Previous few-shot segmentation method do not differentiate the feature extraction of the target object in the support set and segmentation process of query image, which may be problematic since the segmentation model representation is mixed with the feature extracted from support set.
This paper propose the model that is separated as prototype extraction and non-parametric learning. Moreover, the paper attempted to use mask for few shot learning process.
2. Method
Overall structure
2.1. Prototype learning
In proposed model, it leverages the mask annotations over the support images to learn prototypes for foreground and background separately.

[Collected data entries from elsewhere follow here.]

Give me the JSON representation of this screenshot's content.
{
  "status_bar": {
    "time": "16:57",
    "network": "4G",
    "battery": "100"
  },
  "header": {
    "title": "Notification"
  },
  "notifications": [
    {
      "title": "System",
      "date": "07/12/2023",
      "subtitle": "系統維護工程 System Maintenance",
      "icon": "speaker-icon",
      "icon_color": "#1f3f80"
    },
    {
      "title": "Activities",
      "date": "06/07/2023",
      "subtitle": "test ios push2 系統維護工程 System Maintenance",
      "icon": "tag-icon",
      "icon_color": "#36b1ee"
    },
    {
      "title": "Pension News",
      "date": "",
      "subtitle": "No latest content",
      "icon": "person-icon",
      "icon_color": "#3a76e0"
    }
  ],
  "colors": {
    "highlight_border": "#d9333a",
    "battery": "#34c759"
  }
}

Before leveraging, there are two strategies to exploit the segmentations masks. Early fusion masks the support image before feature extration. Otherwize, late fusion masks the feature map to treate foreground and background differently. The paper used the late fusion.
Equation (1) means the prototype of foreground and (2) means the prototype of back ground.
2.2. Non-parametric metric learning
To segment the query image, first the model calculates the distance between query feature vector at each spatial location with each computed prototype at 2.1. Second, softmax is applied over the distance to produce proability map. Cosine similarity is applied for calculating distance.
2.3. Prototype alignment regularization (PAR)
This module make it easy to extract general feature from the support set image to guide the FSS.
If the model can predict a good segmentation mask, then prototypes learned from query set should be able to segment support set images. Thus, PAR takes the query and predicted mask as the new support set and treats the old support set as the new query image as Figure 2 (b).